The examiner relied on the prior art disclosure of adding L-glutathione in an amount of from about 0.01% to 1.00% by weight, which allegedly showed the claimed range of about 1 to 100 μg per gram. And at first glance, the prior art range looks to overlap the disclosed range. But looking to the actual disclosure of the prior art (Reddy) in more detail, the disclosure was actually of the sulfur-containing substrates, such as L-glutathione, being used in an amount of about 0.01% to about 1% to prepare the flavor component of the cheese, not the cheese itself. The flavor component, once formed according to Reddy’s range, was then added to the actual cheese. As noted above, Reddy was concerned with flavoring, not browning, and thus was focused on the sulfury-cheddar flavor component that was then added to the milk substrate used to produce the cheese.

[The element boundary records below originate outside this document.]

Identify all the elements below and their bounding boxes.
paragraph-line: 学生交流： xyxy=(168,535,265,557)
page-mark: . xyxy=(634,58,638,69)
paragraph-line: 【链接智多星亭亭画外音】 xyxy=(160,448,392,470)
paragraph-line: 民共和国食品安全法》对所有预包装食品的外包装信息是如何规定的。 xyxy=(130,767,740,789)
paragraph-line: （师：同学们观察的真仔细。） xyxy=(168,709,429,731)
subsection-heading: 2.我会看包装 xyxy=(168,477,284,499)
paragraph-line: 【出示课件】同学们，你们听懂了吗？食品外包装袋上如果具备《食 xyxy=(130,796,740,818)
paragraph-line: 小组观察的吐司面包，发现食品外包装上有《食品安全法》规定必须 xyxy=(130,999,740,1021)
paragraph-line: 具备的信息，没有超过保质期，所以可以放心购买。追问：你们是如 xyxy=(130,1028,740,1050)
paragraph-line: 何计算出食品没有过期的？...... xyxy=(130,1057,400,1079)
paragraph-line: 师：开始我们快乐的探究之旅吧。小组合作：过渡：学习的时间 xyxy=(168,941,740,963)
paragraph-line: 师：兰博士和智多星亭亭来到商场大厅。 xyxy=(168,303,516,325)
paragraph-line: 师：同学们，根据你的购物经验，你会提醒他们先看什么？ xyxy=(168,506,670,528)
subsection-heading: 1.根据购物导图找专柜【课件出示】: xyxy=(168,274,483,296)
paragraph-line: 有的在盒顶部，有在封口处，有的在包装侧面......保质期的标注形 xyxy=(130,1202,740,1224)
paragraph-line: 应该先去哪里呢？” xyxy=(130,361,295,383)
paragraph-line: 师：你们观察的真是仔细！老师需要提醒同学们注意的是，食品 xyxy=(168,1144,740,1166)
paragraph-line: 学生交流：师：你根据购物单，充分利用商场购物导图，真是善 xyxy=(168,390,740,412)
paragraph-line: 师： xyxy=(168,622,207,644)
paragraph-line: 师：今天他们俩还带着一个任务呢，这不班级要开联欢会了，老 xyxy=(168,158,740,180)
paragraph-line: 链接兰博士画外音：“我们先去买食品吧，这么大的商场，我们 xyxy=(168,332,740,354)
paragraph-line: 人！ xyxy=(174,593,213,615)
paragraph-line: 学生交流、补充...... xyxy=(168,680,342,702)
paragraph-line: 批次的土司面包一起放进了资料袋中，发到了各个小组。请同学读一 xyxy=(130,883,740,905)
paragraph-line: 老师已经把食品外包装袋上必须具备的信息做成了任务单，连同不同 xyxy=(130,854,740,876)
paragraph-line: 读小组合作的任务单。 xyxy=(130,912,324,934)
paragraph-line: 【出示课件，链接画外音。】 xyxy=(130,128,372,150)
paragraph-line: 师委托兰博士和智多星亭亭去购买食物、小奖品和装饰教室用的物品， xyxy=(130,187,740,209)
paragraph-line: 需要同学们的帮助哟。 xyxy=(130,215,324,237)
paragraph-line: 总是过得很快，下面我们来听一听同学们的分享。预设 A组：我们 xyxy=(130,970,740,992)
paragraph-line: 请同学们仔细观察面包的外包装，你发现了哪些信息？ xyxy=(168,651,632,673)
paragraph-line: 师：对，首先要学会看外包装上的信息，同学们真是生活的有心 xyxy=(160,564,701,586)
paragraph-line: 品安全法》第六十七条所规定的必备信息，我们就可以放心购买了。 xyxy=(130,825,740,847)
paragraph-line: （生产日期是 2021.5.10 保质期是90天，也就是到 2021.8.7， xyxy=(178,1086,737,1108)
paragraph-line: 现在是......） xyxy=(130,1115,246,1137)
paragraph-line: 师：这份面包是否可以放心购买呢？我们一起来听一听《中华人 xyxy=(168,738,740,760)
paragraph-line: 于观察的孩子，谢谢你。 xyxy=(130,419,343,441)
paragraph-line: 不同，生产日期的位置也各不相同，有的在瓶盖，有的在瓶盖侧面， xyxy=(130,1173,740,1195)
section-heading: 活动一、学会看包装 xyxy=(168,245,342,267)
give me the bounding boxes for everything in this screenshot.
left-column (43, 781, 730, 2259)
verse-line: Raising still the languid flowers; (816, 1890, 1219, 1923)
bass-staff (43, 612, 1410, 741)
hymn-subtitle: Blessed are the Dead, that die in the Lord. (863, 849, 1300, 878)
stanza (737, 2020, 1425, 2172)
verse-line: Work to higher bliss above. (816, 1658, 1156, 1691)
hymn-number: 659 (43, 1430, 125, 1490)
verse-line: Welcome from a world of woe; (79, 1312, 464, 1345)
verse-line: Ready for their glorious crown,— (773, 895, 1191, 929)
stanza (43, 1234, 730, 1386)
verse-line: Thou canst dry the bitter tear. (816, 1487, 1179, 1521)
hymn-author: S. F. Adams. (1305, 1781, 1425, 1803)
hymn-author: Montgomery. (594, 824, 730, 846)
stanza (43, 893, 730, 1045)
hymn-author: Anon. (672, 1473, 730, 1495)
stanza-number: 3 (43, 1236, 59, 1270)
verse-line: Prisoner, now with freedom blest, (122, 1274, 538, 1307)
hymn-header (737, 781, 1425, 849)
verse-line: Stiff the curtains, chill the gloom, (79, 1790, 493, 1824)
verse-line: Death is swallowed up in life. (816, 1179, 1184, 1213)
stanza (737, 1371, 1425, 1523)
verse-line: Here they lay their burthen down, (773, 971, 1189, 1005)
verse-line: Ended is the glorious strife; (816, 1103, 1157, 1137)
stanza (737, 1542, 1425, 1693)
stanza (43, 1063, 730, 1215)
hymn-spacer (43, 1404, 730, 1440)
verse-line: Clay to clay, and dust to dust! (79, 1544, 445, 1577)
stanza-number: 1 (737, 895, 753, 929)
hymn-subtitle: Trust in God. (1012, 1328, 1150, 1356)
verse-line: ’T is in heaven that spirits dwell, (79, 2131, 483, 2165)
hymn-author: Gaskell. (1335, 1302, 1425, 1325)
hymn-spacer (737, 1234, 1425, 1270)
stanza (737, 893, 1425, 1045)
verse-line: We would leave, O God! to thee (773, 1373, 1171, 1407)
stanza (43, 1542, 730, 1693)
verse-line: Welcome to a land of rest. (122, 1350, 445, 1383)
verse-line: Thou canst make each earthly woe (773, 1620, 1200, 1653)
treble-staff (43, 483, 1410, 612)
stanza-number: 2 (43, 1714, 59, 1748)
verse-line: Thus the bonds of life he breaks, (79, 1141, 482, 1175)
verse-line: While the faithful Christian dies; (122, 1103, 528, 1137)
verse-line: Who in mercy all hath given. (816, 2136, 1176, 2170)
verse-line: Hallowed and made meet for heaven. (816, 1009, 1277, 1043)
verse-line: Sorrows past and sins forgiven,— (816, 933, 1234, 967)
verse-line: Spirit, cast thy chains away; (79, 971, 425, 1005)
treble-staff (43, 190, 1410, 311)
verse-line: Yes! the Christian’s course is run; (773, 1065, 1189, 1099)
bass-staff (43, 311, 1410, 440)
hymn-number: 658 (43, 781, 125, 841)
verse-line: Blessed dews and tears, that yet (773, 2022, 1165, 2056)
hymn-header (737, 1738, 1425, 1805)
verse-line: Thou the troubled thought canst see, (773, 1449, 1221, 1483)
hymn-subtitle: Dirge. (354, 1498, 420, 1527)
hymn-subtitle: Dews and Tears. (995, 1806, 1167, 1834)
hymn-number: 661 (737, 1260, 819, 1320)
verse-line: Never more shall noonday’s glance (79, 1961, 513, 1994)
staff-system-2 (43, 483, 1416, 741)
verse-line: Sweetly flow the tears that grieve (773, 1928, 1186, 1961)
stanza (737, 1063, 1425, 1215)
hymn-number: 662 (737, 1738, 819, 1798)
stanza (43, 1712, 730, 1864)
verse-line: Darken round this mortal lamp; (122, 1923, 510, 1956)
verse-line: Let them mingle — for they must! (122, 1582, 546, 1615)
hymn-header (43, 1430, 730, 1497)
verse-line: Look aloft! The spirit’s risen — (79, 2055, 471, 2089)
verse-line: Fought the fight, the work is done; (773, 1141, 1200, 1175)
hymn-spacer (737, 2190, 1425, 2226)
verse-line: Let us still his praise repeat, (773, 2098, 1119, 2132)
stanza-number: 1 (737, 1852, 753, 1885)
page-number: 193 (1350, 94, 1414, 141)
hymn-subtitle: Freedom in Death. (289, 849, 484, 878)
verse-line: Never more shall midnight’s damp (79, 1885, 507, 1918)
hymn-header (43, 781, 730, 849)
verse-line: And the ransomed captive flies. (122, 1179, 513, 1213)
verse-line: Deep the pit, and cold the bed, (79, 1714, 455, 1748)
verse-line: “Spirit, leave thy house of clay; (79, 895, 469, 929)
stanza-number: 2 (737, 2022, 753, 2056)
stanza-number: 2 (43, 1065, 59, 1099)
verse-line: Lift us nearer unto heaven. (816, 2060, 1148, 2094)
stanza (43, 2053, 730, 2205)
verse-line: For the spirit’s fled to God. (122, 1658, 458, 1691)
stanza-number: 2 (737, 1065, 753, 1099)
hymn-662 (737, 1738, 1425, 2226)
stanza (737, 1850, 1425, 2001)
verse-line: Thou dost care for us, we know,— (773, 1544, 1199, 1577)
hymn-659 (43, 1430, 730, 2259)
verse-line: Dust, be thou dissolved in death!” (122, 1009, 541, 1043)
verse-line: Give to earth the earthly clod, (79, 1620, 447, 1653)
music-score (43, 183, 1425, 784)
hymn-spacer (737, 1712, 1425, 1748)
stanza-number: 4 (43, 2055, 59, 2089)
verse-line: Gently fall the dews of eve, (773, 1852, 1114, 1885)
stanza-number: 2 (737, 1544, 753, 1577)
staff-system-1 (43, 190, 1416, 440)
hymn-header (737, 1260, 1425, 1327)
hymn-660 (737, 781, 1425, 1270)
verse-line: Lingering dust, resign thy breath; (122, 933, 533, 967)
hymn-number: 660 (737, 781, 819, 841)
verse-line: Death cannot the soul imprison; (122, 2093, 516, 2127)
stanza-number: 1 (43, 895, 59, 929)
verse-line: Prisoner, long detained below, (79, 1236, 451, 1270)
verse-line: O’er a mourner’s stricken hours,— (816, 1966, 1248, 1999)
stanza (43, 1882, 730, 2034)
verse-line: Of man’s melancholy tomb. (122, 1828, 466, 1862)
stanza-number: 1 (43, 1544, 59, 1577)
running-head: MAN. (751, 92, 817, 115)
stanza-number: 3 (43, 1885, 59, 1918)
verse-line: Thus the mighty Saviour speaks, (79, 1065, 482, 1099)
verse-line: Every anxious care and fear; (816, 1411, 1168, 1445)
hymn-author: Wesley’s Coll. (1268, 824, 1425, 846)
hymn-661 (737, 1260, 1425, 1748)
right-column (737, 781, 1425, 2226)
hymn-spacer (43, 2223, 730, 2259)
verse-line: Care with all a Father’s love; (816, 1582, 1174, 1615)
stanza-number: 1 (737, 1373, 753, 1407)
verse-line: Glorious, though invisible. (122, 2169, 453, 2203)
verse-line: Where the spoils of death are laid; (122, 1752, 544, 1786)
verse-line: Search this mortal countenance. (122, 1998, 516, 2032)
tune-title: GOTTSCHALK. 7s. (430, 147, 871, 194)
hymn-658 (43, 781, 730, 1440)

Claim 1 requirs that a reducing agent is added to a cheese during its manufacture in an amount “effective to inhibit methylglyoxal-mediated browning of the cheese.” Thus, in reality, the examiner’s rejection is built on a false assumption. Because the ranges do not actually overlap (because they are not defined in the same way), there is insufficient evidence to find that Reddy effectively addresses browning:

On this record, the Examiner has failed to show, in the first instance, that Reddy’s flavor component, when added to a milk substrate to produce cheese, would have been expected to comprise a sufficient amount of L-glutathione to inhibit browning of the cheese as recited in claim 1

So, when an examiner cites disclosure of a range that might initially seem to overlap a claimed range, make sure there really is disclosure of the same parameter as claimed/disclosed. Even a small distinction can carry the day.